Self Assessment

SA103S boxes explained: where each figure goes

Tax & MTD7 min readLast verified 13 July 2026

The SA103S is the short self-employment page most sole traders use. Its boxes are logical once you see the pattern — and getting them right matters, because a wrong box number is one of the most common (and avoidable) Self Assessment errors.

The shape of the form

SA103S runs in a simple order: your business details, then income, then expenses, then the profit or loss that falls out of the two. The numbered boxes that carry your money figures are the ones to know:

BoxWhat goes in it
9Turnover — your total takings / sales / fees
10Any other business income
10.1Trading income allowance (if you claim the £1,000 allowance instead of expenses)
11–19Your expense categories (see below)
20Total allowable expenses (boxes 11–19 added up)
21Net profit
22Net loss (if your expenses exceed your income)

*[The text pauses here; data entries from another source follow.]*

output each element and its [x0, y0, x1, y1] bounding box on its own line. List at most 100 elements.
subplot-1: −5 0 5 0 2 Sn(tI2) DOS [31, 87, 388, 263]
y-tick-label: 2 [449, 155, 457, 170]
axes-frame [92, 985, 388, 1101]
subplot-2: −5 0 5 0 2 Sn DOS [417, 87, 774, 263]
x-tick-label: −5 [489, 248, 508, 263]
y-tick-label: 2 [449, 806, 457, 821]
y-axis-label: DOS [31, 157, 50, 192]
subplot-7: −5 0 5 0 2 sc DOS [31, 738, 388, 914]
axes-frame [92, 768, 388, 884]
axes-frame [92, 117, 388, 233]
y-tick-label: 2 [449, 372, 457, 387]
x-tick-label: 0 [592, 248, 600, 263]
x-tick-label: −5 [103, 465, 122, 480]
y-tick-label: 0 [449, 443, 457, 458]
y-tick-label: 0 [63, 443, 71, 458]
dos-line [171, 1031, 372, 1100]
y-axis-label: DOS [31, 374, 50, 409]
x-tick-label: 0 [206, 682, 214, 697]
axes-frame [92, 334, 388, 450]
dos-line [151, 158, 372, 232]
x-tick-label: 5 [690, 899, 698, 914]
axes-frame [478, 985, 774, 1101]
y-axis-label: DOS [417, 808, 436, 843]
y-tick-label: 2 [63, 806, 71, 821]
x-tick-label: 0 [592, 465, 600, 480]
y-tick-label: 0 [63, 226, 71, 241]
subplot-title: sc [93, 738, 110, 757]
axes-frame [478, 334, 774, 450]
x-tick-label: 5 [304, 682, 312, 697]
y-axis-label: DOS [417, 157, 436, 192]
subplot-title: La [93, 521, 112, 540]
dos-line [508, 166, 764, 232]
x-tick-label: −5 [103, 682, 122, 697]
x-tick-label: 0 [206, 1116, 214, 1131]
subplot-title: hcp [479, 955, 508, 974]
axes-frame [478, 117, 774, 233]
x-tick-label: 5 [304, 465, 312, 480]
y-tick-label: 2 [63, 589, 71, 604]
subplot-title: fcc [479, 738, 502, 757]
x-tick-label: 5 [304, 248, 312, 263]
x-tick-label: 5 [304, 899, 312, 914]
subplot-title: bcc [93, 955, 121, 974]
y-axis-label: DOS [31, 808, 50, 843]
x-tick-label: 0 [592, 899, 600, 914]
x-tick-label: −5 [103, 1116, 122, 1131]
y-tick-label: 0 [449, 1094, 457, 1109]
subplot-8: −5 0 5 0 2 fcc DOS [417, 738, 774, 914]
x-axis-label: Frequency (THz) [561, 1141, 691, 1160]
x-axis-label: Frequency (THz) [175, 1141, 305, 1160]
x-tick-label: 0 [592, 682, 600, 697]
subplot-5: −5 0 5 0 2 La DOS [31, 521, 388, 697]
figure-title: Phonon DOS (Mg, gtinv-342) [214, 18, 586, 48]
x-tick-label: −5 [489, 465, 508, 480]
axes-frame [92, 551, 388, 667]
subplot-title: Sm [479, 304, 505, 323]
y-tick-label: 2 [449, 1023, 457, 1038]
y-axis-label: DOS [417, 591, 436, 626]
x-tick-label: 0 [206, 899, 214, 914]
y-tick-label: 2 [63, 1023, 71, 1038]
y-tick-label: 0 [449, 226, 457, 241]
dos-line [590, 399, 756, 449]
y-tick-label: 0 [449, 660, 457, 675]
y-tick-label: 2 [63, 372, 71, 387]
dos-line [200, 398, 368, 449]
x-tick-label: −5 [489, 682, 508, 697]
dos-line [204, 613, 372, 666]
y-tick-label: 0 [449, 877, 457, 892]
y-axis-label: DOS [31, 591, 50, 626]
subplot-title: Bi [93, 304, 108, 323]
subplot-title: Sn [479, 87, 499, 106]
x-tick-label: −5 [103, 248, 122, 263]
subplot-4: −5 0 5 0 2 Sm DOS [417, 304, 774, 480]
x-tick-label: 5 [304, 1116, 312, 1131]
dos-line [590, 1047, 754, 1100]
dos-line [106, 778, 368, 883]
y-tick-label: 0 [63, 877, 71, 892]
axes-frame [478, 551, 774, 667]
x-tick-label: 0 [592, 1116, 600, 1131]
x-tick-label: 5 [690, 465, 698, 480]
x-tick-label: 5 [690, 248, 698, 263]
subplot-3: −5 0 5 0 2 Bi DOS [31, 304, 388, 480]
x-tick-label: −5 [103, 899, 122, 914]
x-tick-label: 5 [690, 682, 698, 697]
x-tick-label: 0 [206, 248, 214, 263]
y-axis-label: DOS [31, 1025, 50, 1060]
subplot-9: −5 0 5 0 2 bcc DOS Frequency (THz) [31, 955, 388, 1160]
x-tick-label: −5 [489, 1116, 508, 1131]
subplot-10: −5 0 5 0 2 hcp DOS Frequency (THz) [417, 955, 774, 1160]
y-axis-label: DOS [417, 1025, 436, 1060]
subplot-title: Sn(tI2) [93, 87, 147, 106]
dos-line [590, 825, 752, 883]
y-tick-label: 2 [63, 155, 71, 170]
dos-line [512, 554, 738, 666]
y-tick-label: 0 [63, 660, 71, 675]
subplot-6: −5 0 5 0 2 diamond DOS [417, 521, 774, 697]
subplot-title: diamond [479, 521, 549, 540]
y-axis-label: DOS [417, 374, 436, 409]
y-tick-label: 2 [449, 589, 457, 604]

The expense boxes, 11 to 19

The nine expense boxes on the short form are grouped by type. The exact categories are:

BoxCategory
11Cost of goods bought for resale or goods used
12Car, van and travel expenses
13Wages, salaries and other staff costs
14Rent, rates, power and insurance costs
15Repairs and maintenance of property and equipment
16Accountancy, legal and other professional fees
17Interest and bank and credit-card financial charges
18Phone, fax, stationery and other office costs
19Other allowable business expenses
The one people get wrong: postage

Postage and packaging you pay to send orders to customers go in Box 18 (phone, fax, stationery and other office costs) — not Box 11 (cost of goods). HMRC's own helpsheet lists 'postage' under office costs. Selling and final-value fees go in Box 19; payment-processing fees go in Box 17.

The £90,000 short-cut

If your turnover is below £90,000 (the VAT-registration threshold), you are allowed to use a 'three-line account': instead of splitting costs across boxes 11–19, you can put a single total in box 20. Keeping costs categorised anyway makes your year-end easier — but the option is there if you want simplicity.

Two neighbours: SA103F and SA105

  • SA103F is the *full* self-employment page, used above £90,000 or when you need the detail. It has the same idea but more boxes, including a separate 'disallowable' column for the part of a cost you cannot claim. (A couple of its box numbers — 11 and 12 — are not in use, which surprises people.)
  • SA105 is the *UK property* page for landlords. Its total rents go in box 20, and — importantly — residential mortgage interest is not an ordinary expense: it goes in box 44 and gives a basic-rate tax reduction instead.
Why the box numbers matter

This product line exists because a Chartered Accountant's flagship template once shipped with the wrong SA103S box numbers. Every box in our cheat sheet was read directly off HMRC's current published forms rather than from memory.

Sources: HMRC forms SA103S, SA103F and SA105 and their notes, plus Helpsheet 222, on gov.uk. General information, not tax advice — the HMRC form is always the authority.

General information, not tax or financial advice. Always confirm your own position with HMRC or a qualified adviser. This article was last checked against published gov.uk guidance on 13 July 2026. Rules and figures can change — always confirm your own position with HMRC or a qualified adviser.